Ever wondered about the hidden mysteries of your daily brew? How much caffeine is swirling in that cup of coffee that jumpstarts your day? Let's embark on a journey to uncover the caffeine content in your favourite brew.
How was caffeine in coffee discovered?
This question takes us way back to the 9th century when legend has it that a humble goat herder named Kaldi, wandering the lush highlands of Ethiopia, noticed his goats became more energetic after eating the berries of a particular plant. Intrigued, Kaldi decided to sample the berries himself and was amazed by their stimulating effect. Word of this amazing discovery soon spread throughout the land, and Kaldi shared his findings with the local monastery. Curious about the goatherd's claims, the abbot decided to
brew a drink with the berries and was astounded by the results. The drink kept him alert and focused through the long hours of evening prayer, and soon, the entire monastery was buzzing with newfound energy.
Today, we know that the buzzing energy Kaldi's goats and the abbot experienced is due to the caffeine in coffee.
What is caffeine?
Did you know caffeine is the unsung hero present in more than 60 plants, including coffee, cocoa, and tea?
For us humans, it works by stimulating the brain and central nervous system, helping you stay alert. In the plant, caffeine acts as a natural pesticide, protecting the coffee plant from pests. Nature's ingenious way of preserving the magic within those beans. Clever, right?
How much caffeine is in your preferred brew?
The caffeine level in coffee differs based on your brewing method. Measuring the content of caffeine in a brewed cup of coffee turns out to be quite challenging and a science in itself, requiring special equipment. So, we consulted some studies* that evaluated the caffeine content across different brewing methods of Arabica specailty coffee.

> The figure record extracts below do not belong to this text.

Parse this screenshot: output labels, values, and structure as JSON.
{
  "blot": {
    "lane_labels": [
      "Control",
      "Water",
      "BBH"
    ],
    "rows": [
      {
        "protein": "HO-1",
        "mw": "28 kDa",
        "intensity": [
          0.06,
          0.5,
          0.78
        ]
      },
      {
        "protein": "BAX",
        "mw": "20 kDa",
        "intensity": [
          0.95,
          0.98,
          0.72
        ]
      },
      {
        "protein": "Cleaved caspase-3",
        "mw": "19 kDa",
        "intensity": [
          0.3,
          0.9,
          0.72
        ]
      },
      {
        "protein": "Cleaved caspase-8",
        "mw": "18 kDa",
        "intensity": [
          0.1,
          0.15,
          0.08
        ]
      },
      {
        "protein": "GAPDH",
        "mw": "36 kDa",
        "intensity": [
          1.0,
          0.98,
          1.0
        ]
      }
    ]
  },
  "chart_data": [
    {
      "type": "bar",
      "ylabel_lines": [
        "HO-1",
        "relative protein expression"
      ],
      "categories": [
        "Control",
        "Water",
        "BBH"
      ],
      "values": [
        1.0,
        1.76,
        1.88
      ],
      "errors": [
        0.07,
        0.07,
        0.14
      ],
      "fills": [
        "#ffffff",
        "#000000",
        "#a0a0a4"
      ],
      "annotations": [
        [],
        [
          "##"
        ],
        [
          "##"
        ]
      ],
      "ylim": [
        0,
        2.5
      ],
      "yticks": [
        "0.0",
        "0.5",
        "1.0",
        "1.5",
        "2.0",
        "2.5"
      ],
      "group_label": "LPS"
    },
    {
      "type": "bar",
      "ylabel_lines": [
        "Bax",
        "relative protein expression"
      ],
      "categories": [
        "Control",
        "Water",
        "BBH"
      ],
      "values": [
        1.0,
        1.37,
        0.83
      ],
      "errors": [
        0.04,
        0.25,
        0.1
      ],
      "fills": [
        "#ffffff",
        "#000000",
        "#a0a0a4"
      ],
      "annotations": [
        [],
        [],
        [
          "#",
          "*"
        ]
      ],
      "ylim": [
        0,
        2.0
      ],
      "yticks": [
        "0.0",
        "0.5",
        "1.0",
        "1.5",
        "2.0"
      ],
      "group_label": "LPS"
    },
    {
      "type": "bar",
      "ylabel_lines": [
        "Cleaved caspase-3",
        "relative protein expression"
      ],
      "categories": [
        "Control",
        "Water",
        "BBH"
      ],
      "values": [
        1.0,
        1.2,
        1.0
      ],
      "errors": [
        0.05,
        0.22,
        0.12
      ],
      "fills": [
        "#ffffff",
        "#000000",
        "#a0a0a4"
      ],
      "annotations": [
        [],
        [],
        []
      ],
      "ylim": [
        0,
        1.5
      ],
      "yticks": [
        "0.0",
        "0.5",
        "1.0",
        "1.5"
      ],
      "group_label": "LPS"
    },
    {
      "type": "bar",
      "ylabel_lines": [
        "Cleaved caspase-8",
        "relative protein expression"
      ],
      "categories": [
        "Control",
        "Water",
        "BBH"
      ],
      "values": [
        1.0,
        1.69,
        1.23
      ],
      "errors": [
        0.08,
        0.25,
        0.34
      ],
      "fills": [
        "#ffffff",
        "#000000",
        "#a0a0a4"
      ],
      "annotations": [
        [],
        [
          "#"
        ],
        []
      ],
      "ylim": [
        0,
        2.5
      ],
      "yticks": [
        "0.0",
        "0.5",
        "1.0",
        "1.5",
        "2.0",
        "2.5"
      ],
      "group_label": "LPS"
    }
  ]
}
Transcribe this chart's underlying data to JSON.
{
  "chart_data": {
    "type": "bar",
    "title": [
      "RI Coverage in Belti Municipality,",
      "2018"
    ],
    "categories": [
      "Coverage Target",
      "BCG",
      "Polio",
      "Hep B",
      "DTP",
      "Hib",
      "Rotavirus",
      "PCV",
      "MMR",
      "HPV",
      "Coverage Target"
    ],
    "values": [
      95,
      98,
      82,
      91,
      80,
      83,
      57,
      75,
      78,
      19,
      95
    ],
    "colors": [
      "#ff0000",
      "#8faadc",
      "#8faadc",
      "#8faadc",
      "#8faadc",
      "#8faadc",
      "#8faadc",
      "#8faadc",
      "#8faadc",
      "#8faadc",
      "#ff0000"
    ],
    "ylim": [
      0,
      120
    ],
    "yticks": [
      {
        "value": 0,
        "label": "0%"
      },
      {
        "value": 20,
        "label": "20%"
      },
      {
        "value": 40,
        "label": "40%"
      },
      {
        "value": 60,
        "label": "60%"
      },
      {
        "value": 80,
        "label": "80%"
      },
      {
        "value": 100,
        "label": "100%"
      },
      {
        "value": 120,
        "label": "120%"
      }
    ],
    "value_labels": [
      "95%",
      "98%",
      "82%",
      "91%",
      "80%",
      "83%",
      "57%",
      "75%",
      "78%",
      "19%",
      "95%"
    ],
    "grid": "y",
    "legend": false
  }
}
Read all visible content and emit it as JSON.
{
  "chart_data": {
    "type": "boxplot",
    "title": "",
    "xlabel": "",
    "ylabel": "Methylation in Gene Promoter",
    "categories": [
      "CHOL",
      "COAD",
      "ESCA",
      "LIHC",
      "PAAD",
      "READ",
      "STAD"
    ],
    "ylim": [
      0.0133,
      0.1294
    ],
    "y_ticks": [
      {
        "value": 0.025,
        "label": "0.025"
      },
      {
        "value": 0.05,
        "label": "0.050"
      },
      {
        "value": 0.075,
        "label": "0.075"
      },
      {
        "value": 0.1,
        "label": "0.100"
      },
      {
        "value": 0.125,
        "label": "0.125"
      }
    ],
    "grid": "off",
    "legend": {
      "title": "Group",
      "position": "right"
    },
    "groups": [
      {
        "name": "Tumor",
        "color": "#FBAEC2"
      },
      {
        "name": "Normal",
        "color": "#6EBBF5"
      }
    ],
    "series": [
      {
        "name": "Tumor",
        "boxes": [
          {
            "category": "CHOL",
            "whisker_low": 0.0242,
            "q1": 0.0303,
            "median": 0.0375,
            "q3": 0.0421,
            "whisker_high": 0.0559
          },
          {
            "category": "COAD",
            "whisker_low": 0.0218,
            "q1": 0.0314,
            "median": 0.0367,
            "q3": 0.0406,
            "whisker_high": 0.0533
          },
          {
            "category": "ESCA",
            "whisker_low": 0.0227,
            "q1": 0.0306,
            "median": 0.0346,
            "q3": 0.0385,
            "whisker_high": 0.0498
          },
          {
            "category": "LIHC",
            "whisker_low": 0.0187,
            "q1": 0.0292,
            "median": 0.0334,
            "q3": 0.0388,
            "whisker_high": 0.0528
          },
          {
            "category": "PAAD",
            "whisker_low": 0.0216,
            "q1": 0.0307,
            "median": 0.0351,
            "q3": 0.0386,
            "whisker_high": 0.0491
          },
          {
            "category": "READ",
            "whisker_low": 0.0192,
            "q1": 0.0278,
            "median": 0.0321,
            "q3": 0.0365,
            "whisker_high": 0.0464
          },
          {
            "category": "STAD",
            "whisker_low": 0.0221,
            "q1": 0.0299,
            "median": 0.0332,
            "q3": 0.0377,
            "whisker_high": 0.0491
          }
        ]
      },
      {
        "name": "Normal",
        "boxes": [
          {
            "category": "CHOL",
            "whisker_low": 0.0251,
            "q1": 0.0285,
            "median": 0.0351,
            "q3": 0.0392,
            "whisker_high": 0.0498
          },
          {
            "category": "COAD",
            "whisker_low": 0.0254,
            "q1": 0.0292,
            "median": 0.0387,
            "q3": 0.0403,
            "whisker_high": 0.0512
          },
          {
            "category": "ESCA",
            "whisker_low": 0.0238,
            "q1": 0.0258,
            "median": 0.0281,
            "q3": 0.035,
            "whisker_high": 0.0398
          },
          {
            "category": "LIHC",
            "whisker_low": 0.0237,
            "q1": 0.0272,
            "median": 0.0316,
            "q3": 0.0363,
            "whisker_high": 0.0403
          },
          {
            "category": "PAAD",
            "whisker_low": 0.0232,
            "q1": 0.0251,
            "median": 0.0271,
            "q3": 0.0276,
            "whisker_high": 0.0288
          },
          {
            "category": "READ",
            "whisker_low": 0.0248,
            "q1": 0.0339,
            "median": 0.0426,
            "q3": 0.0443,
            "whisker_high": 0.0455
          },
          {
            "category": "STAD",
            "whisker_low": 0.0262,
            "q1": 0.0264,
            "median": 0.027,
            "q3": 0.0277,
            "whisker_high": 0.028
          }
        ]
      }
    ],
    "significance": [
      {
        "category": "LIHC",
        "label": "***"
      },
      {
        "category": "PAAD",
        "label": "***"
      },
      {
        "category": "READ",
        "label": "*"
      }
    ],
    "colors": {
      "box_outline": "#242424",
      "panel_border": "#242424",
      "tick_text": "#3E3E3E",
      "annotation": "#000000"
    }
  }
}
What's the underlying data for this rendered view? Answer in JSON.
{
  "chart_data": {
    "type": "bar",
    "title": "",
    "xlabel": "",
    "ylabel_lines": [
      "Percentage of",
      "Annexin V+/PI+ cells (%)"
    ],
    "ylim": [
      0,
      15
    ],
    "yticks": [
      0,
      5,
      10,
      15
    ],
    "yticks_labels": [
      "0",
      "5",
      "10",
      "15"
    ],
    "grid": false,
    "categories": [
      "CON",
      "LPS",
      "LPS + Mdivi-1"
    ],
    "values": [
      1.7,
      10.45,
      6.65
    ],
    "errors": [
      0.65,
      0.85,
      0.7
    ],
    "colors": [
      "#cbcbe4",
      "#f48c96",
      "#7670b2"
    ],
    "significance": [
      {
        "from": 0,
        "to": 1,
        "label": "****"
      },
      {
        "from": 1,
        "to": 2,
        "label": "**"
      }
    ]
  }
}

It might not surprise that espresso has the highest level of caffeine per ml of brewed coffee. However, the caffeine content per serving size, which is much smaller than serving a cup of batch brew, has the lowest caffeine content per serving size. Surprising, right? That's because we simply don't consume a large cup of espresso.
- Caffeine content per 1mg: 4.2mg
- Caffeine content per serving size: 84mg /20ml
- Caffeine content per 1mg: 1.28mg
- Caffeine content per serving size: 77mg /60ml
- Caffeine content per 1mg: 0.78mg
- Caffeine content per serving size: 140mg /180ml
- Caffeine content per 1mg: 0.57mg
- Caffeine content per serving size: 103mg /180ml
- Caffeine content per 1mg: 0.52mg
- Caffeine content per serving size: 94mg /180ml
Factors impacting caffeine in your brew
The caffeine content in different brews varies greatly based on a couple of factors. Let’s explore those:
Water temperature significantly affects caffeine extraction, with solubility increasing from 20°C to a peak at 100°C. Studies using temperatures from 90°C to 100°C consistently show higher caffeine content with increasing temperatures.
Surprisingly, brewing time doesn't conclusively determine caffeine content, challenging
expectations. So the judge is still out.
Arabica vs. Robusta
Research consistently shows that Robusta has 1.4 to 1.8 times more caffeine than Arabica, no matter how you brew it. Robusta is the caffeine champion.
You may have guessed it, pressure significantly affects caffeine content, notably in
In our quest to understand the impact of roast levels on caffeine, we found many
contradicting studies, from darker roasts having more caffeine than lighter roasts to equal caffeine content regardless of the roast level to decreasing caffeine levels with higher roasting degrees. It's probably fair to say that the jury is still out here.
The size of the grind affects how well caffeine gets into your coffee. Most studies found that the content of caffeine increased with the degree of grinding with higher caffeine in finer grind sizes. So the grind size is a big deal for how much caffeine you get in your cup.
The coffee-to-water ratio is the amount of coffee used in relation to the water when brewing coffee. It's a crucial factor because it directly affects the concentration of caffeine in your cup. More coffee for a given amount of water will result in more caffeine.
The volume of your coffee brew matters, influencing the amount of caffeine you consume. Different brewing methods result in varied brew volumes, impacting your
caffeine intake per cup.
Know your limits
How much caffeine is good for you?
According to the European Food Safety Authority (EFSA), the daily consumption of caffeine by a healthy adult should not exceed 400 mg during the day, while a single dose of caffeine should not exceed 3 mg/kg body weight. So that means if you are a petit 50kg person your single dose of caffeine intake should not be higher than 150mg.
Remember, this blog is a treasure trove of insights, not advice. Dive in responsibly, savour the richness, and let the aroma of possibility guide your coffee journey.
HAPPY RESPONSIBLE BREWING!!!
Your 23 Degrees Team
*Angeloni G., Guerrini L., Masella P., Bellumori M., Daluiso S., Parenti A., Innocenti M. What kind of coffee do you drink? An investigation on effects of eight different extraction methods. Food Res. Int. 2018;116:1327–1335. doi: 10.1016/j.foodres.2018.10.022.